There's a fairly major deficiency in the interface of the Standard unordered containers. Firstly, you can't look up by types other than the key type. Instead, lookup should be viable for any type where hash(lookup) == hash(stored key), if lookup == stored key. For example, unique_ptr<T> or shared_ptr<T> should be able to be looked up as T*. Secondly, you can't cache the output of the hash function, because it's called internally. Thus, it should provide the ability to provide a different hash function for a specific argument if necessary.
Thus, I propose two new functions to be added to unordered_map, and one to unordered_set (and some const varieties)
template<typename T, typename Hash = std::hash<T>> iterator find(T t, Hash h = Hash());
template<typename T, typename Hash = std::hash<T>> const_iterator find(T t, Hash h = Hash()) const;
Finds the position which corresponds to the argument t. Requires that h(t) == container_hash_argument(key) if t == key for any key in the unordered_map or unordered_set.
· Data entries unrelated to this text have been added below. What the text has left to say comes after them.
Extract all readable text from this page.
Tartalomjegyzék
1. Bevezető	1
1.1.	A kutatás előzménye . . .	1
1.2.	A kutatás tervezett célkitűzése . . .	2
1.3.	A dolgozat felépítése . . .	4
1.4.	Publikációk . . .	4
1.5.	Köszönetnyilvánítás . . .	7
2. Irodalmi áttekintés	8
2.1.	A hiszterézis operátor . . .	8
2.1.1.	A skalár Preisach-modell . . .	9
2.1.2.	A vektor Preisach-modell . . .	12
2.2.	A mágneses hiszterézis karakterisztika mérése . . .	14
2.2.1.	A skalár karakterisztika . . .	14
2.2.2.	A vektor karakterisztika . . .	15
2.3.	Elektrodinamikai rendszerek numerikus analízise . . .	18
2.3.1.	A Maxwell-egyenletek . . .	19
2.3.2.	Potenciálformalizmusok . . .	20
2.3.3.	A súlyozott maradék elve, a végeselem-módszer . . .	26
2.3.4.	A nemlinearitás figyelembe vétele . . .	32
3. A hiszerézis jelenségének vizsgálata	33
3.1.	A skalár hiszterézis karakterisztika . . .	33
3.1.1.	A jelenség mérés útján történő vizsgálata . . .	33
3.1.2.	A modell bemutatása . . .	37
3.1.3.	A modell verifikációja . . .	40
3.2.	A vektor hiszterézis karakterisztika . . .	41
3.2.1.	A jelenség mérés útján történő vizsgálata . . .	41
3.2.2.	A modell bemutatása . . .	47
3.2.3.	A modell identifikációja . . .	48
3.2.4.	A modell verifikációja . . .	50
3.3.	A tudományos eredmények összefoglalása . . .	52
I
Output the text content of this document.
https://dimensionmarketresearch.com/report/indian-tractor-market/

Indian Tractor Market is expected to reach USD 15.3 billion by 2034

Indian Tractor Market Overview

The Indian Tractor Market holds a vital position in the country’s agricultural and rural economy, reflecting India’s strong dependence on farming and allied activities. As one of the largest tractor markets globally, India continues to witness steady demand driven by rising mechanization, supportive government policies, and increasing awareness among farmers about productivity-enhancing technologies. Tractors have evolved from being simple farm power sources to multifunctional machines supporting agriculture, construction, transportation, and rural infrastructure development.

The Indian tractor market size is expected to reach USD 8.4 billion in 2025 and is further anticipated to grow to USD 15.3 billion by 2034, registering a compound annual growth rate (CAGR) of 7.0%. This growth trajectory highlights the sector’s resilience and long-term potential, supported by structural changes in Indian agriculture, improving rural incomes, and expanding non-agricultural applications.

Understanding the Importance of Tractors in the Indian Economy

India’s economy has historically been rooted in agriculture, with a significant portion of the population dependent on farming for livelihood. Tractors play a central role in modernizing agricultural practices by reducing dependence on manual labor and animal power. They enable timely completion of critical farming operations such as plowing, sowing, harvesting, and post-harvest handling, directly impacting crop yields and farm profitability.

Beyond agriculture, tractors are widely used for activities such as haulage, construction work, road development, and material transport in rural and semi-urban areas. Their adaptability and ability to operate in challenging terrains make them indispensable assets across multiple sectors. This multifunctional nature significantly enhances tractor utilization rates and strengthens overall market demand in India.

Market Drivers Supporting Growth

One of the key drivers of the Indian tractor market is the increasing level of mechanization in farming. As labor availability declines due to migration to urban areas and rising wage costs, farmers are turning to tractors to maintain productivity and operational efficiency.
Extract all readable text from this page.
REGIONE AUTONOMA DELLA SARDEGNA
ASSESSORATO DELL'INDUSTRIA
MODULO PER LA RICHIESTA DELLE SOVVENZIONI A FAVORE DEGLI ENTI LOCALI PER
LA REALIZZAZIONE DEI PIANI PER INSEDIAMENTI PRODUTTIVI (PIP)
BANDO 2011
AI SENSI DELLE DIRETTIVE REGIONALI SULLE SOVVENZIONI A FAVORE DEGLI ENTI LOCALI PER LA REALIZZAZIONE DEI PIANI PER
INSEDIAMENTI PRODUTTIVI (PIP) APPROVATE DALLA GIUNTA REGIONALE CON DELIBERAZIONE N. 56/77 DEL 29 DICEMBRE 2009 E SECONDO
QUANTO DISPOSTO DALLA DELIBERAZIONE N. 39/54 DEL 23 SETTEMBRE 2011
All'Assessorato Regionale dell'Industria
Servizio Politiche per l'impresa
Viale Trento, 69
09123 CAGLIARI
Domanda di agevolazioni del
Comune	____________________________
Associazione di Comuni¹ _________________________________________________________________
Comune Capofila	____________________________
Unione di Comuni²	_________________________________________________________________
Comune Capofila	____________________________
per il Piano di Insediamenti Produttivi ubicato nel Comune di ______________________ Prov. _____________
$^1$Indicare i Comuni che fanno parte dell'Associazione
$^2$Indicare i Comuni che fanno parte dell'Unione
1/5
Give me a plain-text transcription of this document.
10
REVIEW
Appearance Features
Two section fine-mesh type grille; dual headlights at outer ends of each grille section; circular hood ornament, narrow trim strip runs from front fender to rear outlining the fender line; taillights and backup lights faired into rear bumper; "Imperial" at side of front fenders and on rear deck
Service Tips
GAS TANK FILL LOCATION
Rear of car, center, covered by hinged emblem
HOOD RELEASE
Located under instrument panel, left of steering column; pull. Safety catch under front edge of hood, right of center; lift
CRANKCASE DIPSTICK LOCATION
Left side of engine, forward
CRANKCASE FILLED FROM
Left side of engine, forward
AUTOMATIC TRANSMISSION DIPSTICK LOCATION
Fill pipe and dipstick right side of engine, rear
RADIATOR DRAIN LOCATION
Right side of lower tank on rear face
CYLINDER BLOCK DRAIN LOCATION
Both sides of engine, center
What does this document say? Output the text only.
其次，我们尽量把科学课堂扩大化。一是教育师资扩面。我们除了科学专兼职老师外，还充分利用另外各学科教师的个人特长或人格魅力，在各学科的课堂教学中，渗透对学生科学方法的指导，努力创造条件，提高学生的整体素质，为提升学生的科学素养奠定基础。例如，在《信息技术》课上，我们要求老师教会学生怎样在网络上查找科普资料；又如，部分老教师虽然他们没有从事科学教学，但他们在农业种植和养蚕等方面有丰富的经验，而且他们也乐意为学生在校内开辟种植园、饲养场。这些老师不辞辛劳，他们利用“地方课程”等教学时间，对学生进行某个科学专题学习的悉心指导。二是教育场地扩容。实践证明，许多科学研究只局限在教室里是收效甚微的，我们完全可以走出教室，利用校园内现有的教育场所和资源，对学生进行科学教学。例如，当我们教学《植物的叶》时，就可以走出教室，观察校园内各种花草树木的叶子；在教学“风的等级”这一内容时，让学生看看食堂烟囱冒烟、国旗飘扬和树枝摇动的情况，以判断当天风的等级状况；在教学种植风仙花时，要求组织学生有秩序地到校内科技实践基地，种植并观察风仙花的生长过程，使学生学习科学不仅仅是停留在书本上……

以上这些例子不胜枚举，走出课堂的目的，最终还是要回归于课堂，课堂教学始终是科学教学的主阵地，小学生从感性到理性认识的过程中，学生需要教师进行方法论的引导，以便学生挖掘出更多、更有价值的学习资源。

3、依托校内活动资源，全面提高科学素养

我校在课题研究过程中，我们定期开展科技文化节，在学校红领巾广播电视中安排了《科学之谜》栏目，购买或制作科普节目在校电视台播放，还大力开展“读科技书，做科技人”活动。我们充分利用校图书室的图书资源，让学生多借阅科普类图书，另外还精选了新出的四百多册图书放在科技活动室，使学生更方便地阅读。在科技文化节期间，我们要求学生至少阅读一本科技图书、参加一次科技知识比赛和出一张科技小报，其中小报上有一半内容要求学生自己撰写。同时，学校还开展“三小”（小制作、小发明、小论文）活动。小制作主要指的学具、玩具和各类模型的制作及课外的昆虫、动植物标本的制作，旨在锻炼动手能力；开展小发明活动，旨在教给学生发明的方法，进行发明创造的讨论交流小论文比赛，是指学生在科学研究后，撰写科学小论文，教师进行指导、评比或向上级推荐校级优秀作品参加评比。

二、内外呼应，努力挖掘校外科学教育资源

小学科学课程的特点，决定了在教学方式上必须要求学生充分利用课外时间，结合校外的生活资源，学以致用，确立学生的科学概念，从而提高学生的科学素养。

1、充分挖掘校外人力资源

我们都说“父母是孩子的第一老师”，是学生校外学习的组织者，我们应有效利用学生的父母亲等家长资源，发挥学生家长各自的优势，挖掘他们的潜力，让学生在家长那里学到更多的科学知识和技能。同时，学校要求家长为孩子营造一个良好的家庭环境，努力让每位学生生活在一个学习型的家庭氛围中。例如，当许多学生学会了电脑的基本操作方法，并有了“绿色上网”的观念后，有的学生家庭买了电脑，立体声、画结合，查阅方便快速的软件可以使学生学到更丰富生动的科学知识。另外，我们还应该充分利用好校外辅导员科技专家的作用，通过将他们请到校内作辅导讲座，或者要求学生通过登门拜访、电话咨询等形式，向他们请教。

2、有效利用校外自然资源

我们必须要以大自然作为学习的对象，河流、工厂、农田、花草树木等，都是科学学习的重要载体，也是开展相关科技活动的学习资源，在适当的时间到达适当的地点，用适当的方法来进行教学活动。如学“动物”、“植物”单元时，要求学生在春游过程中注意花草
template<typename T> value& operator[](T t);
template<typename T> const value& operator[](T t) const;
Returns a [const] reference to the value at the key t. Requires that std::hash<T>()(t) == container_hash_argument(key) if t == key, for any key. If no key is found, an exception must be thrown. Some similar erase() overloads may also be warranted.
This would allow some additional use cases which are currently (needlessly) not permitted as Standard, both of which I have run into in real application code. For example,
std::unordered_set<std::unique_ptr<T>> x;
// fill x
int* ptr = ...;
if (x.find(ptr) == x.end()) {
}
class X {
std::unordered_map<std::string, int>* map;
std::string value = "some value";
bool dirty;
std::size_t hash;
public:
int& lookup() {
// Currently- forcing a needless hash if !dirty
auto it = map->find(value, [this](std::string&) {
if (!dirty) return hash;
else return hash = std::hash<std::string>()(value);
});
return it->second;
}
};
Whilst looking up into a hash container is O(k) in the length of the key, although often referred to as O(1) as it does not depend on the size of the container, this cache scheme can bring it to true O(1), potentially saving many cycles in applications that depend heavily in hash table performance.